The shocking victory of the GOP bet has surprised not just the public, but caused havoc within the market as well. Even before, figures have been fluctuating, leading investors and traders into confusion and uncertainty as the terms recession, stimulus, policies, and rates each report a standing that quickly changes in a matter of hours. At present, some have stopped listening to the news and updates as they have gotten used to data that will be altered before they know it.

A perfect example for this is the economic outlook as Trump prepares to take the reins next year. Prior his win, several forecasts were heard on what could happen to the marketplace, and how his success could affect the stocks. Whatever his impact maybe and whether you, as a participant, favor him or not, it is vital that you brace yourself and your retirement savings for any sudden occurrences to ensure you will not end up speechless as circumstances chop a huge chunk of your funds. Here are a few advices to to keep in mind:

Make reasonable portfolio alterations and stick to a plan

Probably the worst mistake an investor can commit is not having a concrete strategy for future situations. The initial measure to gear up for a Trump economy is to meet up with an advisor and discuss the current state of your finances, including how much you will need when you finally decide to retire. Aside from this, anticipate unforeseen incidents and identify how much risk level you can tolerate. By putting this in mind first, you can set up a realistic plan. Meanwhile, if you already have an established technique on how to handle your cash and maintain your portfolio, it would be better to choose tactical tweaks such as refinancing your mortgage instead of a major overhaul.

Avoid complacency

There is no room for over confidence in the face of massive transitions like this. While it is tempting to jump from one strategy to another especially since many moves appear wise, stay clear of the idea that you can handle every circumstance that may arise. For example, since the presumptive US head is known for his penchant of borrowing to ramp up infrastructure spending, you may immediately jump to conclusions that investing in construction industry is a perfect response for this but according to studies, sudden decisions like these turn out the other way around more often. Before taking out your wallet, a better suggestion would be to review the history of stocks first, and consider where it might be headed in the long run, instead of focusing only on the popular opinion.

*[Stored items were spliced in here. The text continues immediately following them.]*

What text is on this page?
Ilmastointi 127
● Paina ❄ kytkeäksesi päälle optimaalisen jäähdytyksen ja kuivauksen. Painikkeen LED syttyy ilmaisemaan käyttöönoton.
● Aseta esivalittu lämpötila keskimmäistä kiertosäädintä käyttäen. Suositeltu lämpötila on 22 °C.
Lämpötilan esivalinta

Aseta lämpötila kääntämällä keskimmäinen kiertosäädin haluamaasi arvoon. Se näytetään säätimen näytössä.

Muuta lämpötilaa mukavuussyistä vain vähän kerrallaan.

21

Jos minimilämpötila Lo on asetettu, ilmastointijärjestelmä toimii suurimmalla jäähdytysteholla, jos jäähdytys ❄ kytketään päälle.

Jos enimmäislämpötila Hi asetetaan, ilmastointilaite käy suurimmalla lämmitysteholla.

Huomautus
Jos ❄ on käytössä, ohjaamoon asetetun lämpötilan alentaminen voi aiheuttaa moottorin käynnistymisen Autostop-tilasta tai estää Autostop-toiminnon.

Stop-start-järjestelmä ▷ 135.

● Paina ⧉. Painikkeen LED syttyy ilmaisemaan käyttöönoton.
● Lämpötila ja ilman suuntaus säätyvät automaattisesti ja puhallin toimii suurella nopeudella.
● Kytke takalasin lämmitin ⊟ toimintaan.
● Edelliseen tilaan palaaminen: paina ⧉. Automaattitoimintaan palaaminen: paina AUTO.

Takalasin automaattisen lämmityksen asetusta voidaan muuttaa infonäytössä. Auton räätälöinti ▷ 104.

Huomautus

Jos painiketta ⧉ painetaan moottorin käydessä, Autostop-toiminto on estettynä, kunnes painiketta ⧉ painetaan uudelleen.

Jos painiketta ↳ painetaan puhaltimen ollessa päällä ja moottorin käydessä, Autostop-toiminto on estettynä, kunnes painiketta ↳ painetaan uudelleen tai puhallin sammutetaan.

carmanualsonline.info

Refrain from emotion-based actions

Although it might seem suspicious at first glance, waiting for a little longer before making a move can sometimes be rewarding, instead of quickly countering a shift in stocks. For instance, when the S&P 500 took a nosedive before at around 1,800, many feared a recession and transferred to safer investments instead. But just as fast as it had fallen, it managed to climb back to 2,200. This is the same case with the switching of US chief. When Trump was announced as the winner, several stocks plummeted, only to rise again after the realization that some of his policies can be beneficial as well.